Assistir a um espetáculo de Papaioannou é ter a sensação de que existe a “coincidência fulgurante” de que falava Graça Moura, de que tudo pode caber numa obra de arte e, talvez por isso, permaneçamos no terreno do indizível. Olhando o percurso do artista (foi aluno do pintor grego Yannis Tsarouchis, por exemplo), facilmente se perceberá que a sua formação tem uma influência decisiva para o gesto de reescrita presente nas suas obras.
The Great Tamer é um espetáculo que se inscreve na linha que Papaioannou tem vindo a explorar desde os anos 90, com, por exemplo, o grandioso Medea (1993), 2 (2006), Nowhere (2009), Still Life (2014, com uma passagem inesquecível pelo Theatro Circo, em Braga, 2016). Neste sentido, The Great Tamer repisa caminhos explorados, por exemplo, em Still Life: o gesto e as suas repetições propõem constantes variações, releituras do corpo. Há um trabalho de Sísifo entre cada corpo, entre cada movimento, espreita-se a repetição, como se o corpo fosse citação. Esta reiteração de gestos e formas para as variações do corpo ao longo da história da arte, é pautada por uma cadência delicada, evocativa dos ventos de Botticelli, que evolui até ao ritmo frenético do corpo crístico, na referência a El Greco.
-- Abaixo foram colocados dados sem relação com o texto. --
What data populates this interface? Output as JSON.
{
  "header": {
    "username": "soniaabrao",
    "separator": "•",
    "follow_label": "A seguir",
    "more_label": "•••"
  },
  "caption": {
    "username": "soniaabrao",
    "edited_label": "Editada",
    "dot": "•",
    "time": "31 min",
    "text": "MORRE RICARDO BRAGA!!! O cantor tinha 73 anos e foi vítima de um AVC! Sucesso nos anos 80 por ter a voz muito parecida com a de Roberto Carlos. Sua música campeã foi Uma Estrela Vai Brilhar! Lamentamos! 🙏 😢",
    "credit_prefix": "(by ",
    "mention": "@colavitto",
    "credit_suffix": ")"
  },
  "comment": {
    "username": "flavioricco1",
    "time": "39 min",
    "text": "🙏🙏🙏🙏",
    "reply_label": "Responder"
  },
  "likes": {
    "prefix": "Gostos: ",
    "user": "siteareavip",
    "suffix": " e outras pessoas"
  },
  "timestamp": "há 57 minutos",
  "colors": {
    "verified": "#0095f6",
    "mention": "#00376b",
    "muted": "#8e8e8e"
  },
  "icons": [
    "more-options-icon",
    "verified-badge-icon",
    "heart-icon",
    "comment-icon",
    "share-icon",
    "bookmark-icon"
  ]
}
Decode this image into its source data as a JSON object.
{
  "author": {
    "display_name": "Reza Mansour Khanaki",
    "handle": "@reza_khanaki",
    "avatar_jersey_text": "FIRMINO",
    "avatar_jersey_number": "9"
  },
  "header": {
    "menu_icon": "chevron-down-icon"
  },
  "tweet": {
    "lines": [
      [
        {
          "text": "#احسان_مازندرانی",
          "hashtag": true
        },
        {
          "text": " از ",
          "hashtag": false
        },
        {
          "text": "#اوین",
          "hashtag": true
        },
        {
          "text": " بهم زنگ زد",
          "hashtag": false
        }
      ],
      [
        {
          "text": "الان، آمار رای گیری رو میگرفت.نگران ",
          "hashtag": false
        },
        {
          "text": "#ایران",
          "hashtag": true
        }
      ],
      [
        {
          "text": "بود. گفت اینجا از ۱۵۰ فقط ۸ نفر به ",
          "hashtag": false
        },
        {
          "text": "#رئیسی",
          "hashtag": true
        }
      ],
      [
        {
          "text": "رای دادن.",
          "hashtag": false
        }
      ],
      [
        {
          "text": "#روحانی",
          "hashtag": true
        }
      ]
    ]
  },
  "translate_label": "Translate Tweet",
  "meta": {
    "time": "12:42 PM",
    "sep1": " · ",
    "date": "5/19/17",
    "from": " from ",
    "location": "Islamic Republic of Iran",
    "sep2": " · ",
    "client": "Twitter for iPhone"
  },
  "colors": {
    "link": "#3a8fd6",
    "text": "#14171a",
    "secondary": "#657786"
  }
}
Insistindo na metáfora da Arte, na perpétua iteração do acto criativo e do seu resultado, o corpo é aqui lido no sentido plural, e a questão identitária (pessoal) dilui-se, ou melhor, engendra uma correspondência colectiva e cultural através da identificação dos intertextos, que nos surgem como flashes. O corpo, tão helénico, atravessa os séculos e o espaço do palco: entra, sai, escava e (re)forma-se. As referências são extensas e nunca usadas gratuitamente, pois no manto epidérmico estendido por Papaioannou, o próprio palco é também pleno de fisicalidade e citação: devora e é devorado, como na referência por demais evidente a Goya, Saturno devorando a um hijo (1819). Mas o palimpsesto é extensíssimo e, a todos os níveis, notável. Além de Goya, Botticelli, El Greco, Rembrandt e Kounellis concorrem para a construção deste organismo simultaneamente plural e uno. trajetórias díspares que fazem constelar uma ideia central: o corpo artístico.
Papaioannou é, como todos os grandes artistas, um domador ou, recuperando o poema de Graça Moura, “martelar a chapa dúctil da memória”. Um domador de tempo e de formas, que usa e reutiliza para pôr em movimento os seus “laocoontes”. A arte de Papaioannou, a cada espetáculo, faz ecoar as palavras de Helder: “Arte medonha da paixão. / Um poro monstruoso que respira mundo”.